But the story of millions of street children is different. They cannot even dream to wear new dresses on the Eid day nor can they consume rich foods.
The guardians along with their sons and daughters buy the new dresses for the Eid celebration. This is a common scenario at almost every shopping mall in the city and other parts of the country. When a child of a able family is busy to buy the new cloth, the street children stare only in their faces.
Imdad, a 12-year street child living in the Dhaka University area told The New Nation on Saturday, “I have a shirt and a pant. I wear it every day. Sometimes I wash it, sometimes I cannot. New dress is a dream to me. I want but how shall I get it?. There is no answer with me.”
“Everyone including my father and mother left me. Eid festival is not for me. It is for them who have parents and money. Eid day and other day are equal to me,” Imdad, who came from Rangpur to survive narrated the story of his distress wailing.
“My father died in an accident two years ago and my mother left me for her happiness. My stepfather did not agree to bear my burden. My relatives also had no kindness for me. So, I decided to come to Dhaka. Till then I have been fighting against the harsh realities,” he said.
Hossain, another 13-year-old homeless child living near the Sadarghat, told this correspondent, “I have to wear dirty uniform because there is no room for me to wash. The people in the city do not take me easily. They called me ‘tokai’ and sometimes they beat me. I become melancholy when I see the children buy new dresses on he occasions of he Eid and national days. I feel to wear new dress but how shall I manage it or who will give me?. So, Eid is for the affluent people, not for the unfortunate like me.”

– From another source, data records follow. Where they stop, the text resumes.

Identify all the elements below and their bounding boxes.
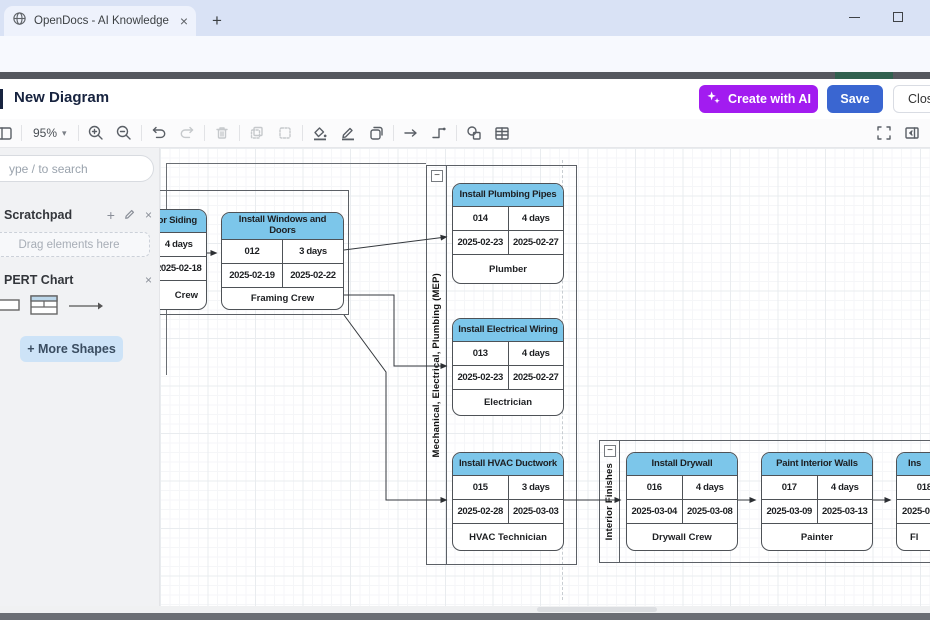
- zoom-out-icon[interactable]: [110, 121, 138, 145]
- pert-node-next-cut[interactable]: Ins 018 2025-0 Fl: [896, 452, 930, 551]
- connector-shape-thumb[interactable]: [68, 298, 104, 316]
- redo-icon[interactable]: [173, 121, 201, 145]
- zoom-level-value: 95%: [33, 126, 57, 140]
- container-outline-horizontal: [166, 163, 426, 164]
- interior-finishes-lane-label: Interior Finishes: [604, 463, 615, 540]
- paste-icon[interactable]: [271, 121, 299, 145]
- fill-color-icon[interactable]: [306, 121, 334, 145]
- close-button[interactable]: Close: [893, 85, 930, 113]
- rectangle-shape-thumb[interactable]: [0, 298, 20, 317]
- app-header: New Diagram Create with AI Save Close: [0, 79, 930, 119]
- new-tab-button[interactable]: +: [204, 8, 230, 34]
- window-bottom-bar: [0, 613, 930, 620]
- scratchpad-add-icon[interactable]: +: [107, 207, 115, 223]
- mep-collapse-button[interactable]: −: [431, 170, 443, 182]
- table-icon[interactable]: [488, 121, 516, 145]
- browser-urlbar-row: ai-toolbox.visual-paradigm.com/app/opend…: [0, 36, 930, 72]
- chevron-down-icon: ▾: [62, 128, 67, 139]
- pert-node-siding[interactable]: or Siding 4 days 2025-02-18 Crew: [160, 209, 207, 310]
- horizontal-scrollbar-thumb[interactable]: [537, 607, 657, 612]
- interior-finishes-collapse-button[interactable]: −: [604, 445, 616, 457]
- format-copier-icon[interactable]: [362, 121, 390, 145]
- window-minimize-button[interactable]: [832, 0, 876, 34]
- app-window: OpenDocs - AI Knowledge Base × + ai-tool…: [0, 0, 930, 620]
- pert-palette-title: PERT Chart: [4, 273, 73, 287]
- pert-node-electrical[interactable]: Install Electrical Wiring 0134 days 2025…: [452, 318, 564, 416]
- mep-lane-label: Mechanical, Electrical, Plumbing (MEP): [431, 273, 442, 457]
- shapes-sidebar: Scratchpad + × Drag elements here PERT C…: [0, 148, 160, 606]
- search-input[interactable]: [0, 155, 154, 182]
- line-color-icon[interactable]: [334, 121, 362, 145]
- globe-favicon-icon: [12, 11, 27, 31]
- pert-node-plumbing[interactable]: Install Plumbing Pipes 0144 days 2025-02…: [452, 183, 564, 284]
- scratchpad-edit-icon[interactable]: [124, 208, 136, 223]
- scratchpad-drop-area[interactable]: Drag elements here: [0, 232, 150, 257]
- pert-node-paint[interactable]: Paint Interior Walls 0174 days 2025-03-0…: [761, 452, 873, 551]
- zoom-in-icon[interactable]: [82, 121, 110, 145]
- pert-node-shape-thumb[interactable]: [30, 295, 58, 320]
- doc-icon: [0, 89, 3, 109]
- window-maximize-button[interactable]: [876, 0, 920, 34]
- panel-toggle-icon[interactable]: [898, 121, 926, 145]
- arrow-connector-icon[interactable]: [397, 121, 425, 145]
- zoom-level-select[interactable]: 95% ▾: [25, 126, 75, 140]
- save-button[interactable]: Save: [827, 85, 883, 113]
- fit-screen-icon[interactable]: [870, 121, 898, 145]
- pert-node-drywall[interactable]: Install Drywall 0164 days 2025-03-042025…: [626, 452, 738, 551]
- pert-palette-close-icon[interactable]: ×: [145, 273, 152, 287]
- delete-icon[interactable]: [208, 121, 236, 145]
- undo-icon[interactable]: [145, 121, 173, 145]
- sidebar-toggle-icon[interactable]: [0, 121, 18, 145]
- elbow-connector-icon[interactable]: [425, 121, 453, 145]
- window-divider-strip: [0, 72, 930, 79]
- browser-tabstrip: OpenDocs - AI Knowledge Base × +: [0, 0, 930, 36]
- pert-shape-palette: [0, 295, 160, 319]
- scratchpad-close-icon[interactable]: ×: [145, 208, 152, 222]
- editor-toolbar: 95% ▾: [0, 119, 930, 148]
- create-with-ai-button[interactable]: Create with AI: [699, 85, 818, 113]
- horizontal-scrollbar[interactable]: [0, 606, 930, 613]
- pert-node-windows-doors[interactable]: Install Windows and Doors 0123 days 2025…: [221, 212, 344, 310]
- pert-node-hvac[interactable]: Install HVAC Ductwork 0153 days 2025-02-…: [452, 452, 564, 551]
- interior-finishes-lane-header: Interior Finishes: [600, 441, 620, 562]
- diagram-canvas[interactable]: Mechanical, Electrical, Plumbing (MEP) −…: [160, 148, 930, 606]
- scratchpad-title: Scratchpad: [4, 208, 72, 222]
- copy-icon[interactable]: [243, 121, 271, 145]
- mep-lane-header: Mechanical, Electrical, Plumbing (MEP): [427, 166, 447, 564]
- tab-title: OpenDocs - AI Knowledge Base: [34, 15, 173, 27]
- diagram-title: New Diagram: [14, 89, 109, 106]
- shape-picker-icon[interactable]: [460, 121, 488, 145]
- browser-tab[interactable]: OpenDocs - AI Knowledge Base ×: [4, 6, 196, 36]
- more-shapes-button[interactable]: + More Shapes: [20, 336, 123, 362]
- tab-close-icon[interactable]: ×: [180, 14, 188, 28]
- sparkle-icon: [706, 90, 721, 108]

 Hossain used to live with his family in a village of Comilla district. Circumstances changed when his father married another woman and left them. His mother was unable to take care of him.
Like Imdad and Hossain, there are about 12 million street children in the country. The most vulnerable children (MVC) are those who orphans, destitute, abandoned, homeless, shelterless, ill-fed, ill-clothed and devoid of parental care. They sometimes run away to avoid domestic violence, family conflict, poverty, over population, unemployment, family feud, divorced parents (either father or mother alive), river erosion, rural-urban migration, chronic poverty, floods, drought, cyclones, rosy dreams and lofty hopes of better job opportunities in the city centers.
Most of the street children take rice once or twice a day if they have money. Otherwise, they have to starve or remain satisfied with what they find around them through begging or any such mean.
Chairperson of Transparency International Bangladesh Sultana Kamal said, it is very sad that the street children are still deprived of their basic rights in the country.
“The street children are our sons and daughters. It is our duty to save their life and to ensure their bright future. The government should take many initiatives to provide all the facilities to make them assets of the country,” Sultana Kamal said.
The human rights activist also called upon the government as well as the countrymen to work together to improve the condition of the street children and to protect them from the uncertainty.